Sí, podría morir aquí y su historia terminaría.

Pero sus esposas e hijos serían expulsados y avergonzados. Serían abandonados por su tribu debido a su fracaso.

Kael observó el cambio en la expresión de Vestor y se burló.

—No quiero la molestia de buscar otro consejero —dijo—. Administras bien el reino. Pero tu juicio sobre mí siempre ha sido erróneo.

Se inclinó ligeramente hacia adelante.

—¿Realmente crees que he sido hechizado por Sisi? —preguntó Kael—. Responde con honestidad. Sabré si estás mintiendo para salvarte.

Vestor sabía que estaba acorralado bajo los ojos escrutadores del rey.

Con su vida pendiendo de un hilo, eligió la honestidad.

—Lo presencié todo, Mi Rey —dijo Vestor—. Vi a la Señorita Sisi colocar su palma sobre la tierra, y los árboles en la cumbre se movieron como uno solo, obedeciendo su voluntad.

—Solo hay dos seres capaces de tal control sobre las plantas: las hadas y las brujas. Ella no es un hada —su voz se volvió más firme mientras continuaba—. Comandar árboles de ese tamaño sin esfuerzo significa que es una bruja excepcionalmente poderosa, probablemente la única bruja en todo el Bosque Roc que podría controlar plantas a tal escala.

Vestor levantó la cabeza y encontró la mirada de Kael.

—Mi Rey, la Señorita Sisi es una poderosa bruja. ¿Qué te hace estar seguro de que eres inmune a su encanto? Y aunque lo seas, ¿qué hay del Príncipe Heredero? Él pasa tanto tiempo con ella. Su influencia ya puede estar profundamente arraigada en él.

Kael no se enfadó al recibir esa sospecha.

Si acaso, prefería que esta pregunta se hiciera ahora, en privado, en lugar del caos que Vestor había provocado en la corte hace un momento.

«Quizás debería contarle una parte de la maldición», pensó Kael. «Él es mi consejero, el puente entre yo y la corte. Si no confía en mí, entonces la corte estará en peligro».

Pero contarle todo estaba fuera de cuestión.

No podía confiar a Vestor toda la verdad. No después de lo fácilmente que había sido influenciado por Ruela.

¡Y esa mujer ni siquiera era tan hermosa!

Después de un momento de consideración, Kael dijo con calma:

—Jojo y yo somos inmunes a toda brujería—encantos, maleficios y hechizos. Es nuestro derecho de nacimiento.

Los ojos de Vestor se ensancharon.

—Mi Rey, ¿es eso una bendición de la Diosa de la Luna para tu linaje? —preguntó con asombro.

—…Sí —respondió Kael después de una breve pausa.

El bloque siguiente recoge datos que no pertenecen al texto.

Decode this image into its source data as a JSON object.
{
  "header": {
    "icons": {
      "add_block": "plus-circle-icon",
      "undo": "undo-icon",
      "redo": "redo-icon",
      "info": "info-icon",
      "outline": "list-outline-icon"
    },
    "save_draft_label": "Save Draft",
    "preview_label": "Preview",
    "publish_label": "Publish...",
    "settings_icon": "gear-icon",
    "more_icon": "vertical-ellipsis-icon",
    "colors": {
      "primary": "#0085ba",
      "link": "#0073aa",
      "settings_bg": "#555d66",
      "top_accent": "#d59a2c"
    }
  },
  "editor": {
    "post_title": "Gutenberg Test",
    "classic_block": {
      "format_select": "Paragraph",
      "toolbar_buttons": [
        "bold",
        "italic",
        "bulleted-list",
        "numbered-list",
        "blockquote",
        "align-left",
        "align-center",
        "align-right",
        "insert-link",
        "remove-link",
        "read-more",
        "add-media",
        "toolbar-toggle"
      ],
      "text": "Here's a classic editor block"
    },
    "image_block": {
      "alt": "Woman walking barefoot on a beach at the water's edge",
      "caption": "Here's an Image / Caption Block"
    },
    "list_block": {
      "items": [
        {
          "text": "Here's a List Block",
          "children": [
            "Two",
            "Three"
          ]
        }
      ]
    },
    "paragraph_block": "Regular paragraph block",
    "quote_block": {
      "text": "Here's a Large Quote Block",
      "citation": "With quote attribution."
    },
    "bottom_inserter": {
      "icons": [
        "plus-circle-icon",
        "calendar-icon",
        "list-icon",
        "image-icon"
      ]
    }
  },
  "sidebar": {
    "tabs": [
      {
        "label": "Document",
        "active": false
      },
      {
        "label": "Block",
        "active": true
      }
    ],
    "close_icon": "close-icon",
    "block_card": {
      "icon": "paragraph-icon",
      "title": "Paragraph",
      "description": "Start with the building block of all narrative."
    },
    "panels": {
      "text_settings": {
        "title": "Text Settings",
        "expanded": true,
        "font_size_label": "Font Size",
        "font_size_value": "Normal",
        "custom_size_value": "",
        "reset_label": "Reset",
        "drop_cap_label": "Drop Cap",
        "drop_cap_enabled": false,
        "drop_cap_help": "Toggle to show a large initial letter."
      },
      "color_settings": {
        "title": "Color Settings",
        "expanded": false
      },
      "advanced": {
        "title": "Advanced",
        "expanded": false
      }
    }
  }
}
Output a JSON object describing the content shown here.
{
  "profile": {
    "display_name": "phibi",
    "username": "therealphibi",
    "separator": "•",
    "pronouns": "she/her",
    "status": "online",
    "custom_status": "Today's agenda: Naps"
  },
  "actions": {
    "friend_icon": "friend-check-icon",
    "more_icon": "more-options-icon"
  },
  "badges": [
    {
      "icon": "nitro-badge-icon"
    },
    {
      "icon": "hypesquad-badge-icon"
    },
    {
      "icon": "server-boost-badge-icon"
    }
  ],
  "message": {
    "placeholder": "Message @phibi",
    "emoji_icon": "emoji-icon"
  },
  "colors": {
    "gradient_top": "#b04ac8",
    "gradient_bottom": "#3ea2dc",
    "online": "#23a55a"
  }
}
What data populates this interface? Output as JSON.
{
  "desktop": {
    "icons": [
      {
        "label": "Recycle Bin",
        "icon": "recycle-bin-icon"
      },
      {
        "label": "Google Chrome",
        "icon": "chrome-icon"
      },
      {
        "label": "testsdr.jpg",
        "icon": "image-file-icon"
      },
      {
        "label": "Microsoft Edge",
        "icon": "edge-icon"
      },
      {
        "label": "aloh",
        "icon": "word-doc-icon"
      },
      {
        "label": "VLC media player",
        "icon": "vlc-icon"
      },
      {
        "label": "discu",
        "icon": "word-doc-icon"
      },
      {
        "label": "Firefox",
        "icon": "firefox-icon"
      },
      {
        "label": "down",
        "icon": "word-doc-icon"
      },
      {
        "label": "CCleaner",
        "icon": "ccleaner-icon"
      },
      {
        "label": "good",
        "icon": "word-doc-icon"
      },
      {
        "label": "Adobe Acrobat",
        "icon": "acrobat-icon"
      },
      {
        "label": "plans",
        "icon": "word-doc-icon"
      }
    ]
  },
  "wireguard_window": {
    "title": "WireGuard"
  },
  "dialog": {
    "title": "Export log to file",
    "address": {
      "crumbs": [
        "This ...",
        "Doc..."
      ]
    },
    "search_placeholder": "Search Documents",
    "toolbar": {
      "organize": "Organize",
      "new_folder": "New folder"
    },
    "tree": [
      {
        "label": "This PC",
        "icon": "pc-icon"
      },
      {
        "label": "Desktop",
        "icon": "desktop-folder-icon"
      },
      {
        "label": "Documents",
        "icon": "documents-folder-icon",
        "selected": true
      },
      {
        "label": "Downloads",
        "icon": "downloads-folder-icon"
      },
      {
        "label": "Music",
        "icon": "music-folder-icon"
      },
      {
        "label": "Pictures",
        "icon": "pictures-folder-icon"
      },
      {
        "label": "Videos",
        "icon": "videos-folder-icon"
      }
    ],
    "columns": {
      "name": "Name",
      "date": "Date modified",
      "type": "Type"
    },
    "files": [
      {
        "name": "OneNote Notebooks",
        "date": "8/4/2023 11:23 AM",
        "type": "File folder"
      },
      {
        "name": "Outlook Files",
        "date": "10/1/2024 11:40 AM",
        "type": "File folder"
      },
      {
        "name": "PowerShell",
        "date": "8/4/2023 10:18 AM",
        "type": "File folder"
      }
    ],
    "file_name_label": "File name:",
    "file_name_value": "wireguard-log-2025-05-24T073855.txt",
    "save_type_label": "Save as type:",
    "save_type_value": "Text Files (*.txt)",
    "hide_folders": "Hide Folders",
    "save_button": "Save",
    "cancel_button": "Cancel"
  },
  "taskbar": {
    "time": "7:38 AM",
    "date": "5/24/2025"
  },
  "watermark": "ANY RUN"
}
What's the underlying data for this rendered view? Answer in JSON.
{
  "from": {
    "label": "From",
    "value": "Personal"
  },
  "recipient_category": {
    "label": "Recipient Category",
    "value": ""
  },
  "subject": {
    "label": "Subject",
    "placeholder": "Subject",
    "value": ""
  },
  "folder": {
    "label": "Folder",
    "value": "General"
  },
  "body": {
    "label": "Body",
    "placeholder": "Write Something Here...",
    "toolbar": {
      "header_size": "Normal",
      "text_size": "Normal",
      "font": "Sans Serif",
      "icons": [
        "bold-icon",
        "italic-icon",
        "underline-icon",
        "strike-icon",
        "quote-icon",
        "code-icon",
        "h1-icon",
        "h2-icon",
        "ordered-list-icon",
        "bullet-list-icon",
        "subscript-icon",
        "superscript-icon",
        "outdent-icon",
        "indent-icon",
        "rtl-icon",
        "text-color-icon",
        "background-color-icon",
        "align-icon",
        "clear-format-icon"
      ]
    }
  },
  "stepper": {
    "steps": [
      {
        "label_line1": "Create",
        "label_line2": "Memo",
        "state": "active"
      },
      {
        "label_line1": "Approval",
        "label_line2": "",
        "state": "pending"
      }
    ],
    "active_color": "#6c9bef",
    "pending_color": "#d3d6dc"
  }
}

No era una bendición, pero el efecto era el mismo. Así que, la verdad detrás de ello no importaba.

—Si dudas de mí —continuó Kael—, convoca a cualquier chamán que desees. Deja que me maldigan, me hechicen o me ataquen directamente con cualquier conjuro. Lo verás por ti mismo.

Vestor dudó, y luego preguntó con cuidado:

—¿Es realmente aceptable probar esto, Mi Rey? Perdona mi imprudencia. No puedo estar tranquilo sin certeza.

—Haz lo que quieras —dijo Kael con magnanimidad—. Si eso tranquiliza tu mente.

Vestor finalmente exhaló aliviado. La confianza de Kael por sí sola era reconfortante, aunque aún tenía la intención de consultar a un poderoso chamán más tarde.

—Estas son noticias tranquilizadoras, Mi Rey —dijo Vestor—. ¿Debería informar a los demás sobre tu inmunidad?

—No —rechazó Kael inmediatamente.

Las maldiciones de la Estrella del Crepúsculo y la Estrella del Amanecer no eran ampliamente conocidas, pero bastaba con un bastardo informado, como ese tigre fugitivo, para que los rumores se extendieran.

La seguridad de Jojo importaba más que nada para Kael.

—Nadie debe saberlo —dijo Kael con firmeza—. Se te prohíbe hablar de la inmunidad de mi hijo con nadie. Incluso con tus esposas e hijos. ¿Entendido?

Vestor se inclinó.

—Sí, Mi Rey.

—¿Entonces debería informar a Garou que su desafío es nulo? —preguntó Vestor con cuidado—. Ya que no estás poseído por ninguna brujería…

—¿Por qué harías eso? Igual mataré a ese pantera para dar ejemplo a aquellos que se atrevan a desafiarme —se burló Kael mientras su mirada se endurecía.